Un certain nombre de conditions sont prévues afin d’encadrer le recours à ce dispositif, dont les modalités reprennent en grande partie celles du prêt à taux zéro pour la rénovation énergétique des logements anciens (éco-prêt à taux zéro). Il est ainsi renvoyé à un arrêté du ministre du budget pour fixer la liste des travaux éligibles au prêt à taux zéro. Les personnes susceptibles d’en bénéficier sont définies comme les personnes invalides en sens de l’article L. 341-4 du code de la sécurité sociale. Celles-ci doivent répondre à un critère de niveau de ressources, à déterminer par décret. Enfin, le montant du prêt est plafonné, à hauteur de 32 500 euros.
L’article 2 vise quant à lui à modifier les conditions prévues par l’article 244 quater J du code général des impôts pour ouvrir droit au prêt à taux zéro pour la première accession à la propriété. À l’heure actuelle, ce dispositif ne peut bénéficier aux personnes déjà propriétaires de leur résidence principale dans les deux années précédant la demande, sauf dérogations limitativement prévues par la loi. Ces dérogations concernent notamment les invalides de deuxième et troisième catégories : l’objectif poursuivi ici est d’y inclure également les invalides de première catégorie.
Lors de l’examen de la proposition de loi en commission, votre rapporteur a proposé plusieurs modifications visant à améliorer la rédaction de ses dispositions, ainsi qu’un amendement de fond, cosigné par plusieurs de ses collègues, tendant à compléter le dispositif proposé dans le domaine du logement social.

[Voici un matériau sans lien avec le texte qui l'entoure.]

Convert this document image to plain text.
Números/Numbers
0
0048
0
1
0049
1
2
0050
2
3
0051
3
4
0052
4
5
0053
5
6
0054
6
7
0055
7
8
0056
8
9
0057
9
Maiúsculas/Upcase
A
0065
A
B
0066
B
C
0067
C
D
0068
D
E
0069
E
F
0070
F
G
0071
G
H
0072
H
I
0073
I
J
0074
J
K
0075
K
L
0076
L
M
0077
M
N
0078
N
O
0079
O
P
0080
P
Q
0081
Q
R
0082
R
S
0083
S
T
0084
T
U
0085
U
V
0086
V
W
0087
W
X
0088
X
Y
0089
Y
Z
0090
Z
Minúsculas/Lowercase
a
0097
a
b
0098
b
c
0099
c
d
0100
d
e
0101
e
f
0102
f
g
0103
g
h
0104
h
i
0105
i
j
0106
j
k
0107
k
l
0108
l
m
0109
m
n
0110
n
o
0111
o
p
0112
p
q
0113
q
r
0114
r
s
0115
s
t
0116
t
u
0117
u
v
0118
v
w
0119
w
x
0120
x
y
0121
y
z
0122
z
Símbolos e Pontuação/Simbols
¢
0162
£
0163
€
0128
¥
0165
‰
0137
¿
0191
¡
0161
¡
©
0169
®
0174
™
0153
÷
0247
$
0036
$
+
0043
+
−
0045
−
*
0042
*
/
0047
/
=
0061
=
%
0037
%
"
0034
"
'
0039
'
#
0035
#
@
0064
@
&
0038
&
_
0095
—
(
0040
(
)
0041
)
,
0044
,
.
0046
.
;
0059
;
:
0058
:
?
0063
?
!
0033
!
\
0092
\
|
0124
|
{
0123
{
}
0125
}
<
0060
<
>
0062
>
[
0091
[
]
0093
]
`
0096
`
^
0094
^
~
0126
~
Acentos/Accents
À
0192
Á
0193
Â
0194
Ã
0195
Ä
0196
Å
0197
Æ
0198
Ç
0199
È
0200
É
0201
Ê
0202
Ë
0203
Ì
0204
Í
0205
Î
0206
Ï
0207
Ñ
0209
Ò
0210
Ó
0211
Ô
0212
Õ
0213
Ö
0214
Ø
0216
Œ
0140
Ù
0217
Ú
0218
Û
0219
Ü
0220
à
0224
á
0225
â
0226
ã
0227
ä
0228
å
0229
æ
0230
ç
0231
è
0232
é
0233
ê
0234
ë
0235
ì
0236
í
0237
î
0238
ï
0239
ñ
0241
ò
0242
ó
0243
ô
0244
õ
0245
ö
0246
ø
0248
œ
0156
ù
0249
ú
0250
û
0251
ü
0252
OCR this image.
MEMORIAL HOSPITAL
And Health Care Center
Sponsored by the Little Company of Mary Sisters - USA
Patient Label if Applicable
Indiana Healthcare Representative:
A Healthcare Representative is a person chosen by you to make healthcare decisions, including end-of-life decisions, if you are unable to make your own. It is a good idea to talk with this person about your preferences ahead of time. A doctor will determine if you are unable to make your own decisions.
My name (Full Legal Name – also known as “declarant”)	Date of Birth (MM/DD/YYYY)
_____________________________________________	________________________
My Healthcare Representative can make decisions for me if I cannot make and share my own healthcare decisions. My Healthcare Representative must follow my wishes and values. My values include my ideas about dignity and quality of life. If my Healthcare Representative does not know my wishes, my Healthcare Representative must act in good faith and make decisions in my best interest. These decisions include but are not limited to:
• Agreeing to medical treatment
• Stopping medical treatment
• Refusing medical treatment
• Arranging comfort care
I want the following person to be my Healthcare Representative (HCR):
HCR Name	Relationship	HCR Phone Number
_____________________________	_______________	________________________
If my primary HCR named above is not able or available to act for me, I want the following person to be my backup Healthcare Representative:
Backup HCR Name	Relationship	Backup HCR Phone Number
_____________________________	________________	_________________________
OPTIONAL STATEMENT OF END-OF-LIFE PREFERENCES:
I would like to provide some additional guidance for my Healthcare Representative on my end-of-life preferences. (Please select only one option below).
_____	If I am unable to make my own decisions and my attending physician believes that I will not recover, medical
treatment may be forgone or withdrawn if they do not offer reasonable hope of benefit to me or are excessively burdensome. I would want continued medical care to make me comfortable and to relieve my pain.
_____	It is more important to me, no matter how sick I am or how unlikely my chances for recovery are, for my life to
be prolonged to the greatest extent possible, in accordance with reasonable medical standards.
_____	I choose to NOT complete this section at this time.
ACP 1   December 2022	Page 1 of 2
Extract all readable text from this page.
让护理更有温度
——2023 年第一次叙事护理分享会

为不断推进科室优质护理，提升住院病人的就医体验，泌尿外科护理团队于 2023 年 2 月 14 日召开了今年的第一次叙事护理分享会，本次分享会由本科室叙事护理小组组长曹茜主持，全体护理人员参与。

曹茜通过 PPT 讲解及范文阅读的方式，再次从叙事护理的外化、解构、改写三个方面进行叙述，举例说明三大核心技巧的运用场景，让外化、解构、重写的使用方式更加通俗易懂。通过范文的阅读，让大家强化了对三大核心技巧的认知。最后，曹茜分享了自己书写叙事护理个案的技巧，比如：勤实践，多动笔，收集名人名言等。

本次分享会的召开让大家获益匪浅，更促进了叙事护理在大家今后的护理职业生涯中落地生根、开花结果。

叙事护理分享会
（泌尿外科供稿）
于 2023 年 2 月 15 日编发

Cet amendement visait à réserver, de façon prioritaire, les appartements sociaux situés au rez-de-chaussée pour les personnes handicapées ou à mobilité réduite. Beaucoup de personnes handicapées disposent en effet de faibles revenus et bénéficient de ce fait de logements sociaux. Si, depuis 2001, l’accessibilité au logement social pour les personnes handicapées, notamment avec la loi du 5 mars 2007 sur le droit au logement opposable (DALO), s’est considérablement améliorée, des efforts restent à fournir pour adapter l’offre de logements aux contraintes des personnes en situation de handicap moteur ou aux personnes âgés ayant des difficultés à se déplacer. Même dans les immeubles dotés d’un ascenseur, l’accès au logement peut très vite devenir un obstacle lorsque ce dernier ne se situe pas au rez-de-chaussée. Pour éviter ces complications, l’amendement proposait de revoir le mode d’attribution des logements sociaux au sein des immeubles, afin que les rez-de-chaussée soient prioritairement réservés aux personnes handicapées ou à mobilité réduite ou aux familles ayant à leur charge une personne en situation de handicap. Il prévoyait ainsi que le décret en Conseil d’État qui, en application de l’article L. 441-1 du code de la construction et de l’habitation, fixe les critères d’attribution des logements sociaux, détermine également les conditions dans lesquelles cette priorité d’accès aux rez-de-chaussée doit être mise en œuvre.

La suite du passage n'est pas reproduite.